FOSSE, Robert, detto Bob
Coreografo, attore e regista statunitense, nato a Chicago il 23 giugno 1927, morto a Washington il 23 settembre 1987. Allievo di F. Weaver, sin da giovanissimo incominciò a lavorare nel cabaret e nei vaudevilles. Nel 1940 formò con C. Cross, in un night club, il gruppo The Riff Brothers. Compose coreografie per piccoli gruppi di dilettanti sino a raggiungere larga fama a Broadway. Al cinema giunse come attore e ballerino nel 1953 in tre film: Give a girl a break (Tre ragazze a Broadway), The affairs of Dobie Gillis, e Kiss me, Kate! (Baciami, Kate!), quest'ultimo ispirato alla Bisbetica domata di W. Shakespeare.
Nel 1955 fu interprete e anche coreografo di My sister Eileen (Mia sorella Evelina), seconda versione cinematografica (la precedente è del 1932) della commedia teatrale di J. Fields e J. Chodorov. Fu solo coreografo in Pajama game (Il gioco del pigiama, 1957), versione cinematografica della commedia musicale omonima del 1954.
Dopo aver preso parte, in un ruolo secondario, a Damn Yankees (1958) del quale, con P. Ferrier, curò anche le coreografie, nel 1967 esordì nella regia teatrale e nel 1969 firmò la sua prima regia cinematografica, Sweet Charity (Una ragazza che voleva essere amata) − ispirato, come il precedente teatrale del 1966, a Le notti di Cabiria di F. Fellini − nel quale mostra una spiccata estrosità nell'uso della macchina da presa e una concezione del musical che, contrariamente a quella tradizionale, tratta temi drammatici e non prevede il lieto fine.

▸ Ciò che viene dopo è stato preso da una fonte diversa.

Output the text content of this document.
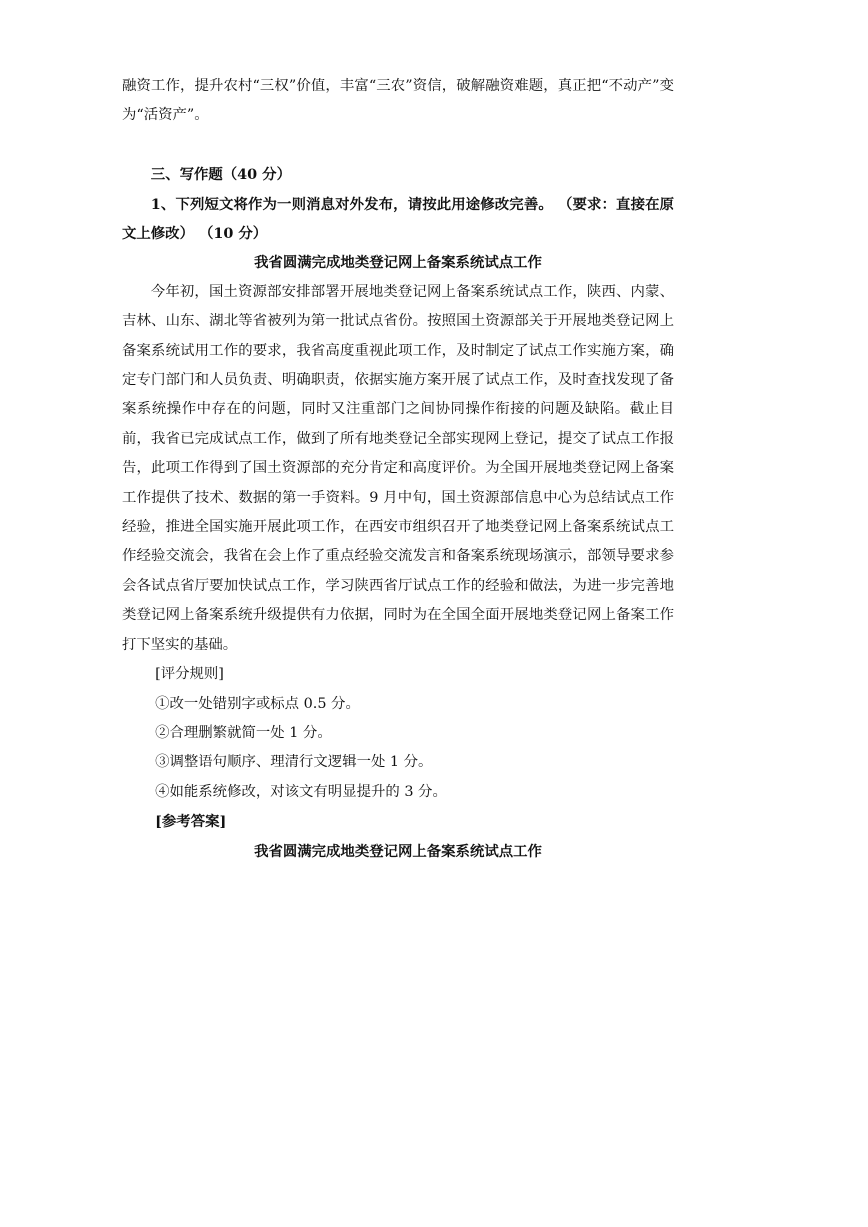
融资工作，提升农村“三权”价值，丰富“三农”资信，破解融资难题，真正把“不动产”变为“活资产”。

三、写作题（40 分）

1、下列短文将作为一则消息对外发布，请按此用途修改完善。 （要求：直接在原文上修改） （10 分）

我省圆满完成地类登记网上备案系统试点工作

今年初，国土资源部安排部署开展地类登记网上备案系统试点工作，陕西、内蒙、吉林、山东、湖北等省被列为第一批试点省份。按照国土资源部关于开展地类登记网上备案系统试用工作的要求，我省高度重视此项工作，及时制定了试点工作实施方案，确定专门部门和人员负责、明确职责，依据实施方案开展了试点工作，及时查找发现了备案系统操作中存在的问题，同时又注重部门之间协同操作衔接的问题及缺陷。截止目前，我省已完成试点工作，做到了所有地类登记全部实现网上登记，提交了试点工作报告，此项工作得到了国土资源部的充分肯定和高度评价。为全国开展地类登记网上备案工作提供了技术、数据的第一手资料。9 月中旬，国土资源部信息中心为总结试点工作经验，推进全国实施开展此项工作，在西安市组织召开了地类登记网上备案系统试点工作经验交流会，我省在会上作了重点经验交流发言和备案系统现场演示，部领导要求参会各试点省厅要加快试点工作，学习陕西省厅试点工作的经验和做法，为进一步完善地类登记网上备案系统升级提供有力依据，同时为在全国全面开展地类登记网上备案工作打下坚实的基础。

[评分规则]

①改一处错别字或标点 0.5 分。

②合理删繁就简一处 1 分。

③调整语句顺序、理清行文逻辑一处 1 分。

④如能系统修改，对该文有明显提升的 3 分。

[参考答案]

我省圆满完成地类登记网上备案系统试点工作
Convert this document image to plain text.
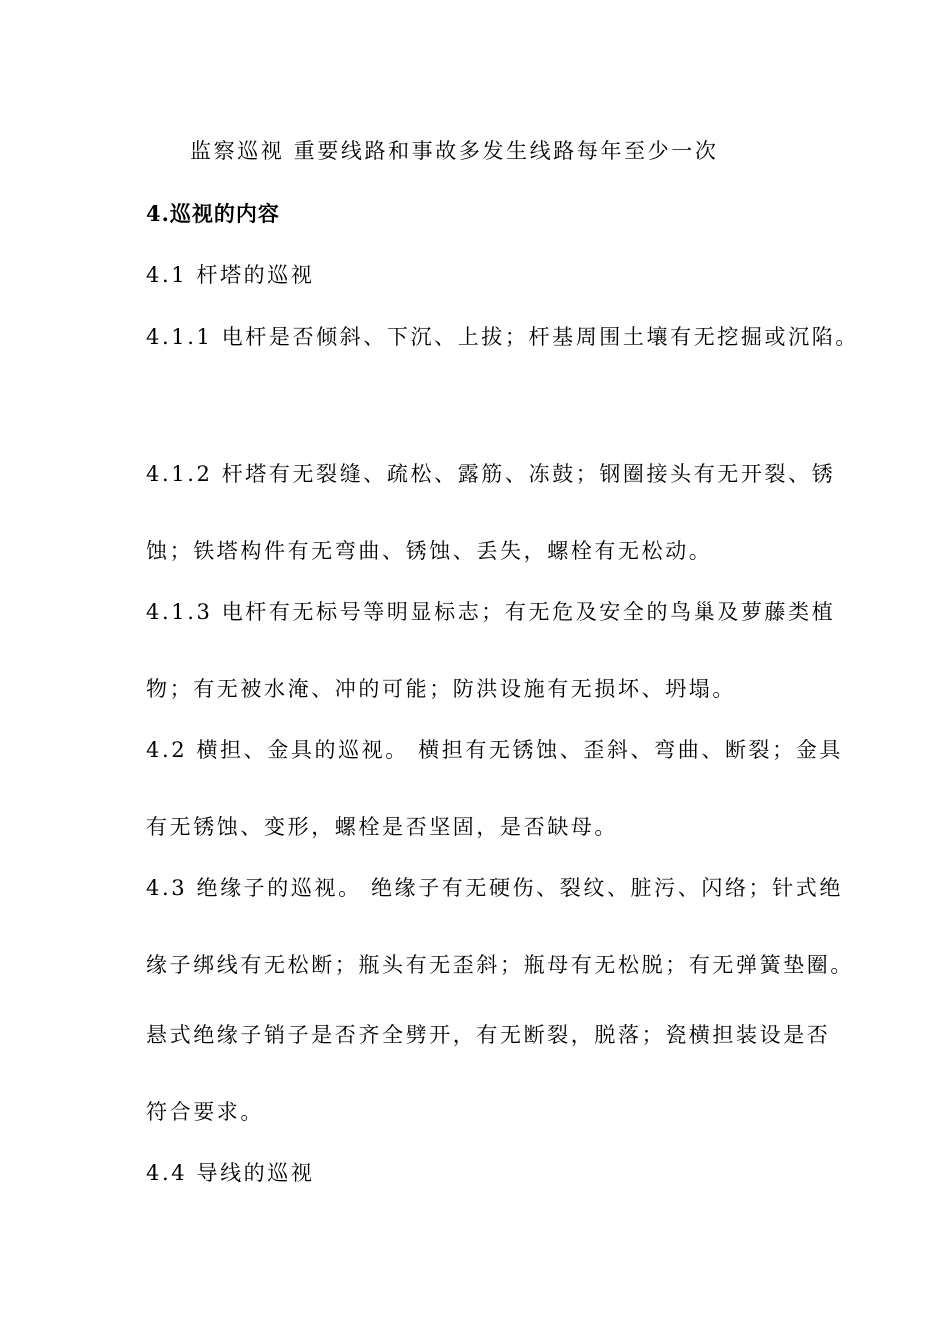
监察巡视 重要线路和事故多发生线路每年至少一次
4.巡视的内容
4.1 杆塔的巡视
4.1.1 电杆是否倾斜、下沉、上拔；杆基周围土壤有无挖掘或沉陷。
4.1.2 杆塔有无裂缝、疏松、露筋、冻鼓；钢圈接头有无开裂、锈
蚀；铁塔构件有无弯曲、锈蚀、丢失，螺栓有无松动。
4.1.3 电杆有无标号等明显标志；有无危及安全的鸟巢及萝藤类植
物；有无被水淹、冲的可能；防洪设施有无损坏、坍塌。
4.2 横担、金具的巡视。 横担有无锈蚀、歪斜、弯曲、断裂；金具
有无锈蚀、变形，螺栓是否坚固，是否缺母。
4.3 绝缘子的巡视。 绝缘子有无硬伤、裂纹、脏污、闪络；针式绝
缘子绑线有无松断；瓶头有无歪斜；瓶母有无松脱；有无弹簧垫圈。
悬式绝缘子销子是否齐全劈开，有无断裂，脱落；瓷横担装设是否
符合要求。
4.4 导线的巡视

Cabaret (1972; uno degli otto Oscar va alla regia), ambientato nella Germania del nascente nazismo, rispecchia la drammaticità e l'angoscia di quel periodo e ribalta gli schemi del musical, anche se troppo tardi per salvare il genere dall'inevitabile decadenza.
Il successivo Lenny (1974) è altrettanto anomalo rispetto alle biografie da Hollywood dedicate a personalità dello spettacolo, non solo perché Lenny Bruce, di cui il film segue la carriera, era un intrattenitore spregiudicato e scurrile, ma anche per l'insistenza di F. sulla sintesi di genio e sregolatezza già presente in Cabaret ed esasperata poi nell'autobiografico All that jazz (All that jazz − Lo spettacolo comincia, 1979) nel quale, ancora una volta ispirandosi alla maniera di Fellini, ma senza risultati di rilievo, confessa le proprie debolezze d'uomo e le ansie d'artista elevandole a ispiratrici della propria creatività. Poco di nuovo aggiunge al mondo di F. l'ultimo suo film, Star 80 (1983), nel quale tenta di adattare i moduli del musical a un tragico fatto di cronaca nera.
Bibl.: R. Philp, Bob Fosse's Chicago, in Dance Magazine, novembre 1975; M. Gottfried, All his jazz: the life and death of Bob Fosse, New York 1990; K.B. Grubb, Razzle dazzle: the life and work of Bob Fosse, ivi 1991.